Ebola virus disease became apparent to medical authorities when the first outbreak occurred in Africa near the Ebola River in 1976. Aside from laboratory accidents which generated a few human infections in Russia and England, all occurrences of this devastating disease have taken place in Africa. There have not been any case reports in the United States [1, 2].

The current 2014 outbreak is one of the largest ones in history, and it is the first occurrence in West Africa. These patients are in Guinea, Liberia, Nigeria, and Sierra Leone. It tends to occur in remote villages of Central and West Africa proximal to tropical rainforests [1, 2].

Humans not the Natural Host

The virus responsible for the illness is a member of the Filoviridae family.  It may infect humans and non-human primates such as chimpanzees, gorillas, and monkeys.  Nevertheless, it appears that non-human primates and humans are accidental hosts for this microbe.  In other words, they are not natural hosts for the virus [1, 2].

Scientists suspect that the fruit bat is the natural host for the virus which causes this disease.  The natural host will carry the virus, but it will not make that animal ill.  As humans are not the natural host, they will become ill whenever they acquire the infection [1, 2]. 

Transmission via Blood and Body Fluids

Individuals usually acquire the disease from other humans, but there has likely been an animal that had it beforehand.  This leads to animal-to-human transmission, and subsequently more cases of human infection take place as people spread it to each other.  Moreover, there must be direct contact with blood and body fluids or secretions such as stool, urine, saliva, vomit, or semen for transmission to take place [1, 2].

It is possible to transmit this infection when there are open skin wounds, and the person encounters the virus through soiled clothing, bed linen, or dirty needles and syringes which someone else has used.  One can also acquire it from funerals and burials of people who have the disease when family members come in contact with the deceased [1, 2].    

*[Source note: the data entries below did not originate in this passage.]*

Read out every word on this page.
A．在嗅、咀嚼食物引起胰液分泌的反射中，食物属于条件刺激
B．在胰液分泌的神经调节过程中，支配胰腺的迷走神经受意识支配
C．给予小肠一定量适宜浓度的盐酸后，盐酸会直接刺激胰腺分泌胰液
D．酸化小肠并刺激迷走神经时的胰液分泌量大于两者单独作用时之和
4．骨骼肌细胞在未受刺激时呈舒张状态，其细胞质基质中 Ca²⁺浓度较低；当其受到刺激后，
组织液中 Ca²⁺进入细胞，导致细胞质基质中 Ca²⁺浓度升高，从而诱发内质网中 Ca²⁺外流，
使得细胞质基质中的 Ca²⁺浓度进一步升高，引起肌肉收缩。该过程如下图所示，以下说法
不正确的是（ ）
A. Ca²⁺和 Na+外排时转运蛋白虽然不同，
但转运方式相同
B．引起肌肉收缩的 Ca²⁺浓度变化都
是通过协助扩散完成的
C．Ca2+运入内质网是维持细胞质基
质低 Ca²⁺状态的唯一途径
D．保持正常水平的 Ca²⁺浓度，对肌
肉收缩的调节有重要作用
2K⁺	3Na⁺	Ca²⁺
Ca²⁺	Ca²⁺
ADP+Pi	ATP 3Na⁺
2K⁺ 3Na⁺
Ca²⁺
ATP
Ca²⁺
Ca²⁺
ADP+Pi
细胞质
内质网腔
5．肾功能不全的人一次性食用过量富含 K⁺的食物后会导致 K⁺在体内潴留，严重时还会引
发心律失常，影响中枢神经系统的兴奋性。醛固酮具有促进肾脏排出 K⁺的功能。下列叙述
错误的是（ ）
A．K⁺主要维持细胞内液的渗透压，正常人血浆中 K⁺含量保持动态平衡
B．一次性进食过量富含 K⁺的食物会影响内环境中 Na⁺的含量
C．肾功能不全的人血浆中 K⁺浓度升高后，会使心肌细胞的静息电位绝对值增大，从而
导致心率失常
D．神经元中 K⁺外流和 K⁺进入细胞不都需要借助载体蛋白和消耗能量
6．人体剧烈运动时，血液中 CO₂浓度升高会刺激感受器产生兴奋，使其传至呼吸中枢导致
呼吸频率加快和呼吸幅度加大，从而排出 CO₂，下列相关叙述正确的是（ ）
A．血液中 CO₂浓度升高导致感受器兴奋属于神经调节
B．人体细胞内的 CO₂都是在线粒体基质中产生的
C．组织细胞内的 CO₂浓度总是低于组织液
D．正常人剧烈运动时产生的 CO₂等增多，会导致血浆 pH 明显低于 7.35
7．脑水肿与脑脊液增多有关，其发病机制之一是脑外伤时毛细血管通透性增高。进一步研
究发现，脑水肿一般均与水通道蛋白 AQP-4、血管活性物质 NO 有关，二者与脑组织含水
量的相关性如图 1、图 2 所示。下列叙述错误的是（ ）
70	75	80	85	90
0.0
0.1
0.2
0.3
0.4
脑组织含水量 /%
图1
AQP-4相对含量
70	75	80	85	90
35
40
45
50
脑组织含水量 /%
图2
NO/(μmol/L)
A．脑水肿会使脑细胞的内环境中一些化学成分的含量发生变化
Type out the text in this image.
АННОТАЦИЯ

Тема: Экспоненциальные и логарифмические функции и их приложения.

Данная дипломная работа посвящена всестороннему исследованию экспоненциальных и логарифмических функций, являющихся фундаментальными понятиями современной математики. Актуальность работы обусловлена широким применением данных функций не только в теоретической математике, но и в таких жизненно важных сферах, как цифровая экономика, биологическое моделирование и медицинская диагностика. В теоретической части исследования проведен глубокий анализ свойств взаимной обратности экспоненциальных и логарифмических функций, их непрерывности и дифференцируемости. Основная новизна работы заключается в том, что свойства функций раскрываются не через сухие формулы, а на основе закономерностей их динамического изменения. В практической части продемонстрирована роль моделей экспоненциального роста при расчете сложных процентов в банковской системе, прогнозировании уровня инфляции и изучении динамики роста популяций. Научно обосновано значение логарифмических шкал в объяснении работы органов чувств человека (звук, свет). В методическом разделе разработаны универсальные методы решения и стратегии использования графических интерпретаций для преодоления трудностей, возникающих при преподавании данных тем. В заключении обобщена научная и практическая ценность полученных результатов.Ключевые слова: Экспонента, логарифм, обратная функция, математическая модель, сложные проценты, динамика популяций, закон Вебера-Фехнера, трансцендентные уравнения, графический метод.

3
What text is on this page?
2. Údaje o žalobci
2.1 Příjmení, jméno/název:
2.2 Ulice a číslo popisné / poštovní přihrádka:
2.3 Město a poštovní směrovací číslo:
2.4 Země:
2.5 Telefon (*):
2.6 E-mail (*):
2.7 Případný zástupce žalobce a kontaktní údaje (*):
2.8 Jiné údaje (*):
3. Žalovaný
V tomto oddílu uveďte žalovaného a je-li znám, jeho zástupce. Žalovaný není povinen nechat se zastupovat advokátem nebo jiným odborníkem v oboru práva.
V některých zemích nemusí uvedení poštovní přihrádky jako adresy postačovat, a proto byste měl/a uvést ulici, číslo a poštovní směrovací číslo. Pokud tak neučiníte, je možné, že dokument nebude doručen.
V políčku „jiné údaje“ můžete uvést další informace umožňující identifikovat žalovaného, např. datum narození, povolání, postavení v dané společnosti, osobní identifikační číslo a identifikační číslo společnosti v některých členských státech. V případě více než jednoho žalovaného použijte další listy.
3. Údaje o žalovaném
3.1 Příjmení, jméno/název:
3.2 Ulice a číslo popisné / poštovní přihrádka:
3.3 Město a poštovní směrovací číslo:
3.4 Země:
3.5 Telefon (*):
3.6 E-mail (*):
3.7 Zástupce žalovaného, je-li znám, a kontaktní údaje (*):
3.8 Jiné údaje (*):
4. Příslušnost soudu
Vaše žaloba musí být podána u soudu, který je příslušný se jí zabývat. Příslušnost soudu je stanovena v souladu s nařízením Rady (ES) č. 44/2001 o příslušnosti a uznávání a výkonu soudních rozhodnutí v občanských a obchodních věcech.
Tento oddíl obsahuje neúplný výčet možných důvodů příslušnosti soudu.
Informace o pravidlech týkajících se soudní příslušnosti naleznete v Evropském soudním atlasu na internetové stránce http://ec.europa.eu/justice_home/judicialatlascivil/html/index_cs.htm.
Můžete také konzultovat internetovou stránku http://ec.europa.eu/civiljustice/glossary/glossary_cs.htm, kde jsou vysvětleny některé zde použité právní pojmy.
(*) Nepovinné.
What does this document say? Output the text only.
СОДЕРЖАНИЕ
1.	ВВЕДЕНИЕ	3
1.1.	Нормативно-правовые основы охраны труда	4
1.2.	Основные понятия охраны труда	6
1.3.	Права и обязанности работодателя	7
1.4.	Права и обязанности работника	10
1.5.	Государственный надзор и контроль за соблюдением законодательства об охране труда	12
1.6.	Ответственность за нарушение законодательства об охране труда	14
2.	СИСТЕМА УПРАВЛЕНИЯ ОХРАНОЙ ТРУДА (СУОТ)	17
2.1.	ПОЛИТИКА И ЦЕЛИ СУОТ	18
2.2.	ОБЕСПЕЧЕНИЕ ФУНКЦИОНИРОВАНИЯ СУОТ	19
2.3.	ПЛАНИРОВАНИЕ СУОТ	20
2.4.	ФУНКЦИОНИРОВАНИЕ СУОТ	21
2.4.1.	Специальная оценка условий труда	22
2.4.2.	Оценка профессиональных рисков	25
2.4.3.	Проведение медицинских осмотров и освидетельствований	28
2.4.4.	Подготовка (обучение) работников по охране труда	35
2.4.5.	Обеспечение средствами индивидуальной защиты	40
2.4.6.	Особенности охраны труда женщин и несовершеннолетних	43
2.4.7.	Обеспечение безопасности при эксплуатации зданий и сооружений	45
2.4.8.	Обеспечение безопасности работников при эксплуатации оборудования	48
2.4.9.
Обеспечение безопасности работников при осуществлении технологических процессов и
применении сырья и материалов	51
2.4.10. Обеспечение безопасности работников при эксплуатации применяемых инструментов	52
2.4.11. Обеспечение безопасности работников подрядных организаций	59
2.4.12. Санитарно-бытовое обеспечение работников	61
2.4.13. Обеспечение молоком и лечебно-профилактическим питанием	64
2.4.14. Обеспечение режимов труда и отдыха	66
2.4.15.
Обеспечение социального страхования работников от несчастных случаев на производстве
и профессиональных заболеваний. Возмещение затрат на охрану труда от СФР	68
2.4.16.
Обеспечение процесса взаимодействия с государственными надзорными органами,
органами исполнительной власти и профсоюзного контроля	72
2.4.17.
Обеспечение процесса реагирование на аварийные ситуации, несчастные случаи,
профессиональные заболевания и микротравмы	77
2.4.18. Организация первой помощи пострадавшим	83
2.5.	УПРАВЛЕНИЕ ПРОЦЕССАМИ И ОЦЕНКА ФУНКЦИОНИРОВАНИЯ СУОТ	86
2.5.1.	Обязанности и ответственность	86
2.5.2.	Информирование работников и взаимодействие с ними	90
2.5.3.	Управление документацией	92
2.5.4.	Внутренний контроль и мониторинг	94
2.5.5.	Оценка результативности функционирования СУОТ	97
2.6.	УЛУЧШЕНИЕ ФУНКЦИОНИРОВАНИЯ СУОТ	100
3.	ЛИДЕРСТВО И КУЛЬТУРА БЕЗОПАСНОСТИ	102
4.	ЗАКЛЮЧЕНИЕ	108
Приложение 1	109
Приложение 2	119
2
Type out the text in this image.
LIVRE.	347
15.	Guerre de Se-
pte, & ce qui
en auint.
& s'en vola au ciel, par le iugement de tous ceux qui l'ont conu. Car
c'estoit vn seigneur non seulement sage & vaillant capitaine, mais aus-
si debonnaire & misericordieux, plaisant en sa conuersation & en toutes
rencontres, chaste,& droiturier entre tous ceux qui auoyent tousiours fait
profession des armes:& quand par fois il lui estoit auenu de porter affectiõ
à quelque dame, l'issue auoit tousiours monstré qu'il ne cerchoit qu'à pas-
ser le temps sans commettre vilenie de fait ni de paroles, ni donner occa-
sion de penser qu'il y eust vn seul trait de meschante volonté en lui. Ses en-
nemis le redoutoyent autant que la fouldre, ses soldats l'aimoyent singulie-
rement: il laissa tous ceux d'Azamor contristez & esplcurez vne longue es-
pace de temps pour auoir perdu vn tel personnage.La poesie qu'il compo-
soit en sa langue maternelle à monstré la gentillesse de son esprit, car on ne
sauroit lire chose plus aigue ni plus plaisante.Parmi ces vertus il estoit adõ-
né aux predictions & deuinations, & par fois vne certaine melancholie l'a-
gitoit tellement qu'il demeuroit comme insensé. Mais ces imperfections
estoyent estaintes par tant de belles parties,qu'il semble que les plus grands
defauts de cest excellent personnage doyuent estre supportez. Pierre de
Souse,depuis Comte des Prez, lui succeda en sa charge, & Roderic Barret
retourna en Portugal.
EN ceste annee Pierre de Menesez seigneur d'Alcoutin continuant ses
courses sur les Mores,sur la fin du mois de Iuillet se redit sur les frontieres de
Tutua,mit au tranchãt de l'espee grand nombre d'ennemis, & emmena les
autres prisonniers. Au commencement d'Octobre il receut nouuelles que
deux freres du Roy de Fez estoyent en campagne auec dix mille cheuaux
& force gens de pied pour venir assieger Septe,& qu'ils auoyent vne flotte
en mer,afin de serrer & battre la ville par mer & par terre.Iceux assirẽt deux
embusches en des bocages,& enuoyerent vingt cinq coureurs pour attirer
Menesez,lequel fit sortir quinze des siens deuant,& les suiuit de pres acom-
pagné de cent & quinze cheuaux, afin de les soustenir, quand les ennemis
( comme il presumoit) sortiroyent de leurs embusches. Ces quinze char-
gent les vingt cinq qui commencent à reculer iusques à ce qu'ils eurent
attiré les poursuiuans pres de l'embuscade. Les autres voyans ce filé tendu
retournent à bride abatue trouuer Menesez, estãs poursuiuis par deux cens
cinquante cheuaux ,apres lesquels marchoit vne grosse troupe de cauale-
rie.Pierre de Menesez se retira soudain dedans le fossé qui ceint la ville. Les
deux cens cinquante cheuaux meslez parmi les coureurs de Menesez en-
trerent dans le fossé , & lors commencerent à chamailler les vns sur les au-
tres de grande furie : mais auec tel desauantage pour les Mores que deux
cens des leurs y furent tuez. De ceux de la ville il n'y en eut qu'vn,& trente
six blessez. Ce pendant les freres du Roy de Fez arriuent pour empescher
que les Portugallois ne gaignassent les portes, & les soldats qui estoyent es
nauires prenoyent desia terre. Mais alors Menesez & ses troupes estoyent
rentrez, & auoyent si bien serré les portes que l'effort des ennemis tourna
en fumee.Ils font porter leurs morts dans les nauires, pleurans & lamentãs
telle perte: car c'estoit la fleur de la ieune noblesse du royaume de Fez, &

There is, however, very little risk that travelers will get the disease when they board airplanes or other modes of transportation.  Unless direct contact with blood or body fluids occurs, this disease will not infect a human [1, 2].


Ebola virus disease is a deadly illness which has occurred in repeated outbreaks over the decades, and awareness of its method of transmission and prevention are necessary steps to control it.


1.  Centers for Disease Control.  (2014).  Ebola hemorrhagic fever.  Retrieved August 24, 2014.

2.  World Health Organization.  (2014).  Ebola virus disease.  Retrieved August 24, 2014.

3.  The photo indicates the early symptoms of Ebola virus disease and is reprinted with permission from the Centers for Disease Control.


The information contained in this article is for educational purposes only and should not be used for diagnosis or to guide treatment without the opinion of a health professional. Any reader who is concerned about his or her health should contact their physician for advice.